Note: All unmatched properties will be assigned to the new table section, and you will have to either remove them from the import, or create a new table and assign this table to the properties in the top table.
Remove undesired properties
At this point, all properties have been assigned to either an existing field, or a new table (undefined). An error message is displayed to inform you that some properties have not been assigned. As you can see, two properties have been assigned to the new tables part of the window. We dont want to import these new properties, so select both of them, and click on the left arrow to remove them from the import process.
Check correspondance !
Everything seems fine now (the error message should not be here anymore), but actually it is not ! In the database, several properties might have the same user name ! This is the case for some MOE descriptors that have the same name as some SA1 / JOELib descriptors, e.g. the TPSA or Weight properties. Both properties have been assigned to the SA1 descriptors table, while we expect them to be associated with the MOE2D table. We could have changed this but we decided to keep it as a good illustrative example of things that you should pay attention to.
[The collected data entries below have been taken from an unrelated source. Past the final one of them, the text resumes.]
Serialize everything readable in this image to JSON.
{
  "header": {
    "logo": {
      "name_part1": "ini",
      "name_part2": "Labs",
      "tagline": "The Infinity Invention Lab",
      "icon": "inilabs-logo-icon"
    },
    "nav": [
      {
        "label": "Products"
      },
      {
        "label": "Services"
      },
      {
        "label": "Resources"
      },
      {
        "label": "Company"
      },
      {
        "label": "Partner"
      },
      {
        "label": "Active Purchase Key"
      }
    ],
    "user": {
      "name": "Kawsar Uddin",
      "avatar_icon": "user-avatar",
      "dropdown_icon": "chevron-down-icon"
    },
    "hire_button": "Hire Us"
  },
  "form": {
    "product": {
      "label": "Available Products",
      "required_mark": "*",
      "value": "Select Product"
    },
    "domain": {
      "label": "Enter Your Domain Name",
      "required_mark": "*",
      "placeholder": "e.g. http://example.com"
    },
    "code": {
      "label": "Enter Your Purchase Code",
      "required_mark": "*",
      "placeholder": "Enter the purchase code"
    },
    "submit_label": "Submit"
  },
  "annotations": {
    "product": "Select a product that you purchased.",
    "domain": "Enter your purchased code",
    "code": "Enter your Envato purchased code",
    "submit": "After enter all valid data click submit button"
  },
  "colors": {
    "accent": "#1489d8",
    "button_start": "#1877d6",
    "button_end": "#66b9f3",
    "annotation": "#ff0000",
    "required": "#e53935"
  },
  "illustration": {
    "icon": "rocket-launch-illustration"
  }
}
Let's ensure that all the properties have been assigned to the right fields. As we already know that all descriptors should be imported in the MOE2D table, we will assign all fields to this table in a single operation:
- Select all properties in the list of imported properties (do the CTRL+A stuffs).
- Click on the drop-down combo box right next to the blue arrow button, and select the "MOE2D" table.
- All the properties have been assigned to the MOE2D table.
  
  Note: If a property was not assigned to any field available in the selected table, an error message would be displayed and you could not go further in the import process. In other words, you can't create new fields in an existing table during the import process :) (but you can do it using the Properties window).

4. Workers (additional calculations)

Last but not least, the additional calculation. If you haven't done yet, learn about workers in the Terminologies section or in the specific section where a detailed description of each available worker is provided.

Input file

Here, just leave all workers unchecked. Note that each worker can be configured through the buttons located in the third column of this table. You will be able to select what the worker will do (which descriptors should be calculated...), and eventually set more specific parameters.
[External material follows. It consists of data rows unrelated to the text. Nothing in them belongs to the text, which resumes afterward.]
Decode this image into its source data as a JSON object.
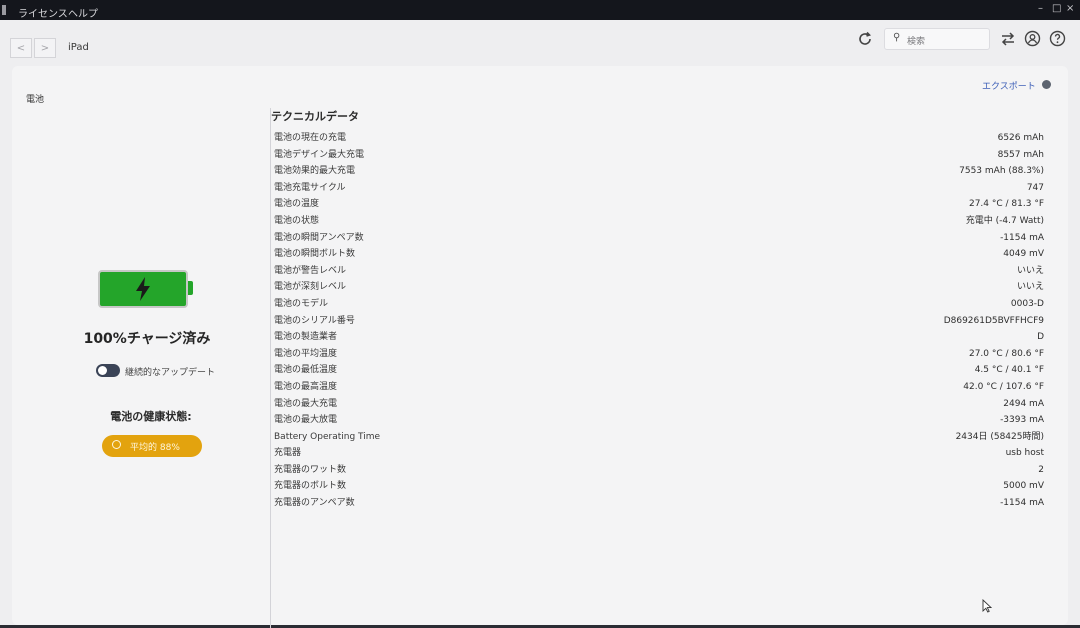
{
  "menu": {
    "items": [
      "ライセンス",
      "ヘルプ"
    ]
  },
  "window_controls": {
    "minimize": "–",
    "maximize": "□",
    "close": "×"
  },
  "toolbar": {
    "back": "<",
    "forward": ">",
    "breadcrumb": "iPad",
    "search_placeholder": "検索"
  },
  "section_title": "電池",
  "export_label": "エクスポート",
  "battery": {
    "charge_status": "100%チャージ済み",
    "continuous_update_label": "継続的なアップデート",
    "health_label": "電池の健康状態:",
    "health_badge": "平均的 88%",
    "level_fraction": 1.0
  },
  "technical": {
    "title": "テクニカルデータ",
    "rows": [
      {
        "label": "電池の現在の充電",
        "value": "6526 mAh"
      },
      {
        "label": "電池デザイン最大充電",
        "value": "8557 mAh"
      },
      {
        "label": "電池効果的最大充電",
        "value": "7553 mAh (88.3%)"
      },
      {
        "label": "電池充電サイクル",
        "value": "747"
      },
      {
        "label": "電池の温度",
        "value": "27.4 °C / 81.3 °F"
      },
      {
        "label": "電池の状態",
        "value": "充電中 (-4.7 Watt)"
      },
      {
        "label": "電池の瞬間アンペア数",
        "value": "-1154 mA"
      },
      {
        "label": "電池の瞬間ボルト数",
        "value": "4049 mV"
      },
      {
        "label": "電池が警告レベル",
        "value": "いいえ"
      },
      {
        "label": "電池が深刻レベル",
        "value": "いいえ"
      },
      {
        "label": "電池のモデル",
        "value": "0003-D"
      },
      {
        "label": "電池のシリアル番号",
        "value": "D869261D5BVFFHCF9"
      },
      {
        "label": "電池の製造業者",
        "value": "D"
      },
      {
        "label": "電池の平均温度",
        "value": "27.0 °C / 80.6 °F"
      },
      {
        "label": "電池の最低温度",
        "value": "4.5 °C / 40.1 °F"
      },
      {
        "label": "電池の最高温度",
        "value": "42.0 °C / 107.6 °F"
      },
      {
        "label": "電池の最大充電",
        "value": "2494 mA"
      },
      {
        "label": "電池の最大放電",
        "value": "-3393 mA"
      },
      {
        "label": "Battery Operating Time",
        "value": "2434日 (58425時間)"
      },
      {
        "label": "充電器",
        "value": "usb host"
      },
      {
        "label": "充電器のワット数",
        "value": "2"
      },
      {
        "label": "充電器のボルト数",
        "value": "5000 mV"
      },
      {
        "label": "充電器のアンペア数",
        "value": "-1154 mA"
      }
    ]
  },
  "colors": {
    "battery_fill": "#24a52a",
    "health_badge": "#e3a30e",
    "export_link": "#3d5fb8"
  }
}
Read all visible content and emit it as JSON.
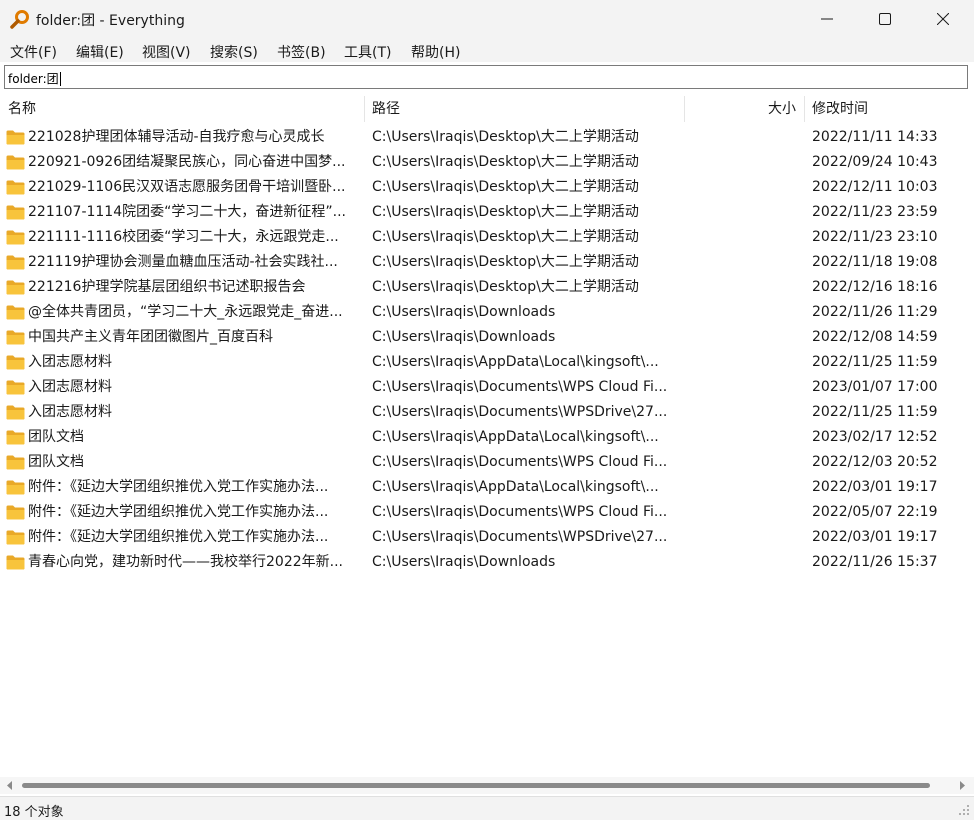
{
  "window": {
    "title": "folder:团 - Everything"
  },
  "menu": [
    "文件(F)",
    "编辑(E)",
    "视图(V)",
    "搜索(S)",
    "书签(B)",
    "工具(T)",
    "帮助(H)"
  ],
  "search": {
    "value": "folder:团"
  },
  "columns": {
    "name": "名称",
    "path": "路径",
    "size": "大小",
    "modified": "修改时间"
  },
  "rows": [
    {
      "name": "221028护理团体辅导活动-自我疗愈与心灵成长",
      "path": "C:\\Users\\Iraqis\\Desktop\\大二上学期活动",
      "size": "",
      "modified": "2022/11/11 14:33"
    },
    {
      "name": "220921-0926团结凝聚民族心，同心奋进中国梦...",
      "path": "C:\\Users\\Iraqis\\Desktop\\大二上学期活动",
      "size": "",
      "modified": "2022/09/24 10:43"
    },
    {
      "name": "221029-1106民汉双语志愿服务团骨干培训暨卧...",
      "path": "C:\\Users\\Iraqis\\Desktop\\大二上学期活动",
      "size": "",
      "modified": "2022/12/11 10:03"
    },
    {
      "name": "221107-1114院团委“学习二十大，奋进新征程”...",
      "path": "C:\\Users\\Iraqis\\Desktop\\大二上学期活动",
      "size": "",
      "modified": "2022/11/23 23:59"
    },
    {
      "name": "221111-1116校团委“学习二十大，永远跟党走...",
      "path": "C:\\Users\\Iraqis\\Desktop\\大二上学期活动",
      "size": "",
      "modified": "2022/11/23 23:10"
    },
    {
      "name": "221119护理协会测量血糖血压活动-社会实践社...",
      "path": "C:\\Users\\Iraqis\\Desktop\\大二上学期活动",
      "size": "",
      "modified": "2022/11/18 19:08"
    },
    {
      "name": "221216护理学院基层团组织书记述职报告会",
      "path": "C:\\Users\\Iraqis\\Desktop\\大二上学期活动",
      "size": "",
      "modified": "2022/12/16 18:16"
    },
    {
      "name": "@全体共青团员，“学习二十大_永远跟党走_奋进...",
      "path": "C:\\Users\\Iraqis\\Downloads",
      "size": "",
      "modified": "2022/11/26 11:29"
    },
    {
      "name": "中国共产主义青年团团徽图片_百度百科",
      "path": "C:\\Users\\Iraqis\\Downloads",
      "size": "",
      "modified": "2022/12/08 14:59"
    },
    {
      "name": "入团志愿材料",
      "path": "C:\\Users\\Iraqis\\AppData\\Local\\kingsoft\\...",
      "size": "",
      "modified": "2022/11/25 11:59"
    },
    {
      "name": "入团志愿材料",
      "path": "C:\\Users\\Iraqis\\Documents\\WPS Cloud Fi...",
      "size": "",
      "modified": "2023/01/07 17:00"
    },
    {
      "name": "入团志愿材料",
      "path": "C:\\Users\\Iraqis\\Documents\\WPSDrive\\27...",
      "size": "",
      "modified": "2022/11/25 11:59"
    },
    {
      "name": "团队文档",
      "path": "C:\\Users\\Iraqis\\AppData\\Local\\kingsoft\\...",
      "size": "",
      "modified": "2023/02/17 12:52"
    },
    {
      "name": "团队文档",
      "path": "C:\\Users\\Iraqis\\Documents\\WPS Cloud Fi...",
      "size": "",
      "modified": "2022/12/03 20:52"
    },
    {
      "name": "附件：《延边大学团组织推优入党工作实施办法...",
      "path": "C:\\Users\\Iraqis\\AppData\\Local\\kingsoft\\...",
      "size": "",
      "modified": "2022/03/01 19:17"
    },
    {
      "name": "附件：《延边大学团组织推优入党工作实施办法...",
      "path": "C:\\Users\\Iraqis\\Documents\\WPS Cloud Fi...",
      "size": "",
      "modified": "2022/05/07 22:19"
    },
    {
      "name": "附件：《延边大学团组织推优入党工作实施办法...",
      "path": "C:\\Users\\Iraqis\\Documents\\WPSDrive\\27...",
      "size": "",
      "modified": "2022/03/01 19:17"
    },
    {
      "name": "青春心向党，建功新时代——我校举行2022年新...",
      "path": "C:\\Users\\Iraqis\\Downloads",
      "size": "",
      "modified": "2022/11/26 15:37"
    }
  ],
  "status": {
    "text": "18 个对象"
  },
  "icons": {
    "app": "magnifier-icon",
    "folder": "folder-icon"
  },
  "colors": {
    "folder_fill": "#f8c43c",
    "folder_tab": "#e9a928",
    "app_icon": "#e07b00"
  }
}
Click on Finish to start the import.
The import procedure should not be too long. An output window should open to inform you on the various steps and eventual errors detected, as well as a progress status bar located on the right bottom part of the main SA2 window.
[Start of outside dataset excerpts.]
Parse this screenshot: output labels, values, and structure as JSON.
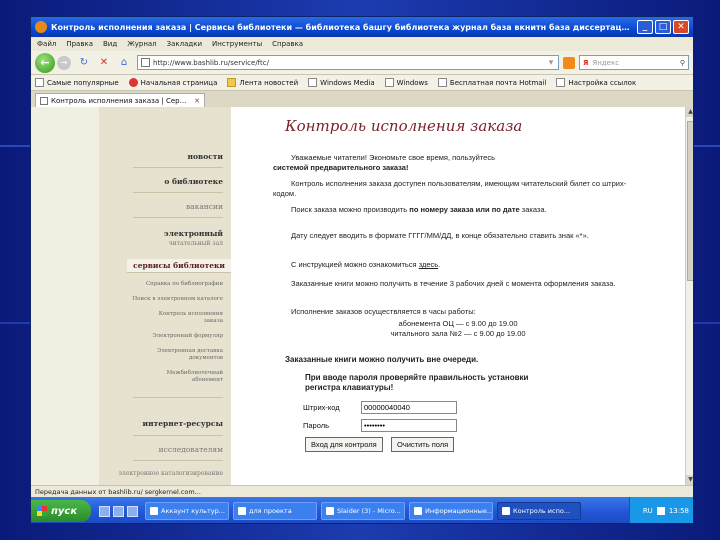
{
  "window": {
    "title": "Контроль исполнения заказа | Сервисы библиотеки — библиотека башгу библиотека журнал база вкнитн база диссертаций рефератнени ...",
    "minimize": "_",
    "maximize": "□",
    "close": "✕"
  },
  "menu": [
    "Файл",
    "Правка",
    "Вид",
    "Журнал",
    "Закладки",
    "Инструменты",
    "Справка"
  ],
  "nav": {
    "url": "http://www.bashlib.ru/service/ftc/",
    "search_placeholder": "Яндекс",
    "search_brand": "Я"
  },
  "bookmarks": [
    {
      "label": "Самые популярные",
      "icon": "page"
    },
    {
      "label": "Начальная страница",
      "icon": "dot"
    },
    {
      "label": "Лента новостей",
      "icon": "folder"
    },
    {
      "label": "Windows Media",
      "icon": "page"
    },
    {
      "label": "Windows",
      "icon": "page"
    },
    {
      "label": "Бесплатная почта Hotmail",
      "icon": "page"
    },
    {
      "label": "Настройка ссылок",
      "icon": "page"
    }
  ],
  "tab": {
    "label": "Контроль исполнения заказа | Сер..."
  },
  "sidebar": {
    "items": [
      {
        "label": "новости",
        "style": "bold"
      },
      {
        "label": "о библиотеке",
        "style": "bold"
      },
      {
        "label": "вакансии",
        "style": "muted"
      },
      {
        "label": "электронный",
        "style": "bold"
      },
      {
        "label": "читательный зал",
        "style": "muted"
      },
      {
        "label": "сервисы библиотеки",
        "style": "active"
      },
      {
        "label": "Справка по библиографии",
        "style": "sub"
      },
      {
        "label": "Поиск в электронном каталоге",
        "style": "sub"
      },
      {
        "label": "Контроль исполнения",
        "style": "sub"
      },
      {
        "label": "заказа",
        "style": "sub"
      },
      {
        "label": "Электронный формуляр",
        "style": "sub"
      },
      {
        "label": "Электронная доставка",
        "style": "sub"
      },
      {
        "label": "документов",
        "style": "sub"
      },
      {
        "label": "Межбиблиотечный",
        "style": "sub"
      },
      {
        "label": "абонемент",
        "style": "sub"
      },
      {
        "label": "интернет-ресурсы",
        "style": "bold"
      },
      {
        "label": "исследователям",
        "style": "muted"
      },
      {
        "label": "электронное каталогизирование",
        "style": "muted"
      }
    ]
  },
  "main": {
    "title": "Контроль исполнения заказа",
    "p1a": "Уважаемые читатели! Экономьте свое время, пользуйтесь",
    "p1b": "системой предварительного заказа!",
    "p2": "Контроль исполнения заказа доступен пользователям, имеющим читательский билет со штрих-кодом.",
    "p3a": "Поиск заказа можно производить ",
    "p3b": "по номеру заказа или по дате",
    "p3c": " заказа.",
    "p4": "Дату следует вводить в формате ГГГГ/ММ/ДД, в конце обязательно ставить знак «*».",
    "p5a": "С инструкцией можно ознакомиться ",
    "p5link": "здесь",
    "p6": "Заказанные книги можно получить в течение 3 рабочих дней с момента оформления заказа.",
    "p7": "Исполнение заказов осуществляется в часы работы:",
    "hours1": "абонемента ОЦ — с 9.00 до 19.00",
    "hours2": "читального зала №2 — с 9.00 до 19.00",
    "note1": "Заказанные книги можно получить вне очереди.",
    "note2a": "При вводе пароля проверяйте правильность установки",
    "note2b": "регистра клавиатуры!",
    "barcode_label": "Штрих-код",
    "barcode_value": "00000040040",
    "password_label": "Пароль",
    "password_value": "••••••••",
    "submit": "Вход для контроля",
    "reset": "Очистить поля"
  },
  "status": {
    "text": "Передача данных от bashlib.ru/ sergkernel.com..."
  },
  "taskbar": {
    "start": "пуск",
    "tasks": [
      "Аккаунт культур...",
      "для проекта",
      "Slaider (3) - Micro...",
      "Информационные...",
      "Контроль испо..."
    ],
    "lang": "RU",
    "clock": "13:58"
  }
}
Once the importation is finished, you may want to practice a bit, and repeat the process for the Provider1b.sdf input file. The only difference will be that you will assign to this input file the same provider as for the first imported file instead of creating a new one.

With a bit of practice, it takes me no more than 10 seconds to complete the 4 steps described previously.

Importing properties - top

We will now import another SDF file, but which does not contain any properties. Once done, we will import the corresponding MOE2D descriptors stored in a separate semi-colon separated text file.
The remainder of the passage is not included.